En la imagen, una Céline Dion sonriente posa junto a dos hombres en Las Vegas. Habían pagado 2.500 dólares cada uno para conocer a la artista en una cena con fines benéficos. Aprovecharon la oportunidad para inmortalizar el encuentro, pero  la cantante no podía imaginar que uno de esos hombres sería el encargado de sembrar el pánico en su país pocos meses después, y el otro, supuestamente su hermano.

Se trata de Richard Henry Bain, un empresario, cazador y filántropo de 62 años. Con un pasamontañas y al grito de “Los anglos están despertando”, Bain fue detenido tras los atentados en el teatro Metropolis de Montreal el pasado 4 de septiembre. Nadie sospechaba de su aversión a la comunidad francesa. “Hablaba bien en francés, se notaba que no era su lengua materna, pero nunca nos habló en inglés ni dio indicios de tener una frustración relacionada con el lenguaje”, dijo André Ste-Marie, presidente de la Fundación Tremblant, una organización que recauda dinero para los niños pobres de la localidad y con la que Bain colaboraba.
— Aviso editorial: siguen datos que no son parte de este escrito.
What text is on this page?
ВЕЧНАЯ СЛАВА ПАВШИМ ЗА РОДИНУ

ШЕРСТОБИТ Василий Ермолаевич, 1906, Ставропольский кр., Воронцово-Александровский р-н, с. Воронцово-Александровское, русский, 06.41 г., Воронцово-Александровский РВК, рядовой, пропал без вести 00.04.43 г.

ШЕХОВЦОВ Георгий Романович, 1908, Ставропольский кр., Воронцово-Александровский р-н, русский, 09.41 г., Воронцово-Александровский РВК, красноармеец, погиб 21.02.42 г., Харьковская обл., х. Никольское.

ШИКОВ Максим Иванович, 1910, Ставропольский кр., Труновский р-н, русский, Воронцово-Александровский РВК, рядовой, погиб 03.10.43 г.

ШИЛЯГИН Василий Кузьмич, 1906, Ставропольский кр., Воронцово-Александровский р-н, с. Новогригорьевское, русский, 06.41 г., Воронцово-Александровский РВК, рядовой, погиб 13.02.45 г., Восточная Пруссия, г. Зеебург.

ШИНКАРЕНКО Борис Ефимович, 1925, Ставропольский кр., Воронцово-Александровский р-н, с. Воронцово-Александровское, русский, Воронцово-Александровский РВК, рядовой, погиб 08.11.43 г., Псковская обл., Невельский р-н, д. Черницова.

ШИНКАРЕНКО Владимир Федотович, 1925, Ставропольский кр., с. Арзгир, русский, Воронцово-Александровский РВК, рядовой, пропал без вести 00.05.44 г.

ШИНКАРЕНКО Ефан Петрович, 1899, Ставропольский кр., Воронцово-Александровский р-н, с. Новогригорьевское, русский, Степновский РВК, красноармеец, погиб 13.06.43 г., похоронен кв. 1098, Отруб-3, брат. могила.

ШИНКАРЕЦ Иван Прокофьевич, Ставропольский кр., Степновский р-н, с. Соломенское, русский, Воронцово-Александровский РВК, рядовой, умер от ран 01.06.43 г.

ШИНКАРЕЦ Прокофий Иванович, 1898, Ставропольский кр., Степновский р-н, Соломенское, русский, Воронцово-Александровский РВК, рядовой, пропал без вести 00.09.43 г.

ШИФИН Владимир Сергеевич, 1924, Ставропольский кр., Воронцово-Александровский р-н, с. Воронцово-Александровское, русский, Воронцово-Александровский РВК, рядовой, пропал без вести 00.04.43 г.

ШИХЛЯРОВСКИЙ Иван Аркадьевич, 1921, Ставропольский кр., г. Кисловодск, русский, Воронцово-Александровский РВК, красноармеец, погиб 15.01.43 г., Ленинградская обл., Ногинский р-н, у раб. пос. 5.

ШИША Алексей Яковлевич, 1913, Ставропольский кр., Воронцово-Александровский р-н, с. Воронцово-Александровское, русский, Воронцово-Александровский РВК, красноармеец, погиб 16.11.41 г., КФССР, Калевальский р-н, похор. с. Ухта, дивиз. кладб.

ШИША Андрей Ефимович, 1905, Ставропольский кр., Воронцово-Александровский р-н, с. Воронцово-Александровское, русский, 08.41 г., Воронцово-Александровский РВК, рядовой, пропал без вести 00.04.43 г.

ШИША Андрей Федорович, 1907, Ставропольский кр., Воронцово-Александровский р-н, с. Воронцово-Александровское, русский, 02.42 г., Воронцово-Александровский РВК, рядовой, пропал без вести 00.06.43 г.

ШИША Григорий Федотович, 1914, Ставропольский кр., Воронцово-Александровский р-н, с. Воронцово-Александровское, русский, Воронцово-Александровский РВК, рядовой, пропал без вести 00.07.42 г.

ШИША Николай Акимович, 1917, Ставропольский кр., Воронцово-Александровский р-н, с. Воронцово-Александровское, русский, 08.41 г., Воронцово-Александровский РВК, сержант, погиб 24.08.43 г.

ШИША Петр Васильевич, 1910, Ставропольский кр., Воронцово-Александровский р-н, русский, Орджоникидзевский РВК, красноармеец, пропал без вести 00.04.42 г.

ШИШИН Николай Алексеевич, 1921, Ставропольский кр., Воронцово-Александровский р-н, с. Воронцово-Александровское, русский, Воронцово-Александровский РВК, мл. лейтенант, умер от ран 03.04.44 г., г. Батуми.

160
El autor del atentado era bien conocido en la comunidad. En 2009 montó un negocio que ofrecía paseos a caballo y actividades de pesca en La Concepción, a dos horas al norte de Montreal. En un boletín municipal del pasado otoño el municipio incluso agradecía la “generosidad del señor Richard Bain” tras ofrecer sus servicios de manera gratuita a un campamento de lengua francesa de un día, a cambio de un poco de publicidad. Ste-Marie confirmó que Bain, que está siendo sometido a análisis psicológicos, había comprado el paquete de viaje para ver a Céline Dion el pasado mes de enero. “Le costó varios miles de dólares”, aseguró. Le conoció por primera vez el pasado abril, cuando Bain donó una excursión de pesca a fin de que fuera subastada por la fundación. “Nuestras conversaciones eran sobre todo en francés. Era un anglófono que hablaba en francés. Algo forzado, pero no terrible”.